Die 1850er Jahre waren in den Vereinigten Staaten eine Zeit der Tüftler und Erfinder. In großer Zahl entstanden Windräder mit Pumpmechanismus. Viele dieser Modelle wurden als Patent angemeldet. Dennoch war es nicht möglich, mit diesen

individuellen Lösungen den riesigen Bedarf an Windrädern zu decken, die für die Besiedelung des Westens tatsächlich nötig waren. Das konnte längerfristig nur ein industriell gefertigtes Produkt erreichen.

Auch in Europa hatten sich Techniker und Ingenieure seit langem bemüht, die schwerfällige Mühlentechnik zu optimieren. Der Erfolg blieb ihnen allerdings versagt. Mit den Europäern war die Idee, Wind als Kraftantrieb zu nutzen, nach Nordamerika gekommen. Und wie sich noch zeigen wird, ist es dort gelungen, aus der alten Mühle etwas ganz Neues zu machen.

Die „Halladay Standard Windmill“

Der Durchbruch gelang Daniel Halladay6 1854 mit seiner selbstregulierenden „Standard Windmill“ (Abb. 4): Das Windrad bestand in seiner ursprünglichen Konstruktion aus vier oder auch sechs festmontierten Holzflügeln, die kippbar an drehbaren Eisenstangen montiert waren. Eine im rechten Winkel zum Windrad angebrachte hölzerne Windfahne hielt das Rad im Wind. Nahm dieser zu, drehten sich die Flügelflächen und die Angriffsfläche wurde dadurch kleiner, bis das Windrad bei starkem Wind ganz zum Stehen kam und die Flügel parallel zum Wind standen.

Der gelernte Mechaniker Halladay kannte diese Art Steuerungssystem (Zentrifugalregler) vom Dampfmaschinenbau. Mit zwei Partnern gründete er in Connecticut die „Halladay, McCray & Company“. Hier im Osten blieben die Verkaufszahlen allerdings hinter den Erwartungen zurück. Halladay erkannte, dass die Marketingaktivitäten auf die Tausenden von Farmen im Mittelwesten ausgerichtet werden mussten, deren Überleben abhängig war von einer funktionierenden Wasserversorgung7. Aber auch die Eisenbahngesellschaften, die das Wasser zum Betrieb der Dampflokomotiven benötigten, gehörten bald zur Kundschaft.

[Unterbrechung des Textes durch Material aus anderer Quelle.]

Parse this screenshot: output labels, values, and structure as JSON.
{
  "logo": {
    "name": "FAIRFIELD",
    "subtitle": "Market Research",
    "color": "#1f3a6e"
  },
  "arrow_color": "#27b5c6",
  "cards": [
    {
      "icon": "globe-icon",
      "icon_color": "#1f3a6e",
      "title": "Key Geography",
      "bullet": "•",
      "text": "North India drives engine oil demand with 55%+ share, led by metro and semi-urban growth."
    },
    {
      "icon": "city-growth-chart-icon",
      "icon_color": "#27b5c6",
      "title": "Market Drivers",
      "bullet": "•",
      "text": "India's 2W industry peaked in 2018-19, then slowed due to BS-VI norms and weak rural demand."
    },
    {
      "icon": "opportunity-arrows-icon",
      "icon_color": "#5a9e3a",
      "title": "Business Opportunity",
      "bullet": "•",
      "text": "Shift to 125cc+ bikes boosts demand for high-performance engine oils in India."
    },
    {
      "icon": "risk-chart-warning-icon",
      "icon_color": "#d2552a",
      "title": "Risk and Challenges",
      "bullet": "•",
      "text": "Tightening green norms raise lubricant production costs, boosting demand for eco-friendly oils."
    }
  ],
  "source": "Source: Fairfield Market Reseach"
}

Einige Jahre später wurde die Konstruktion der Windräder überarbeitet: Die ursprünglich paddelförmigen Flügel ersetzte Halladay durch das sog. „sectional wheel“. Das neu konzipierte Flügelrad war jetzt in sechs Segmente mit schwenkbaren Abschnitten unterteilt. Die beweglichen Sektoren kippten bei starkem Wind oder zu hoher Drehzahl nach hinten um und wichen so dem Winddruck aus (Abb. 5). Das Halladay-Flügelwindrad bestand zunächst aus Holz; aber bereits in den 1880er Jahren begann die...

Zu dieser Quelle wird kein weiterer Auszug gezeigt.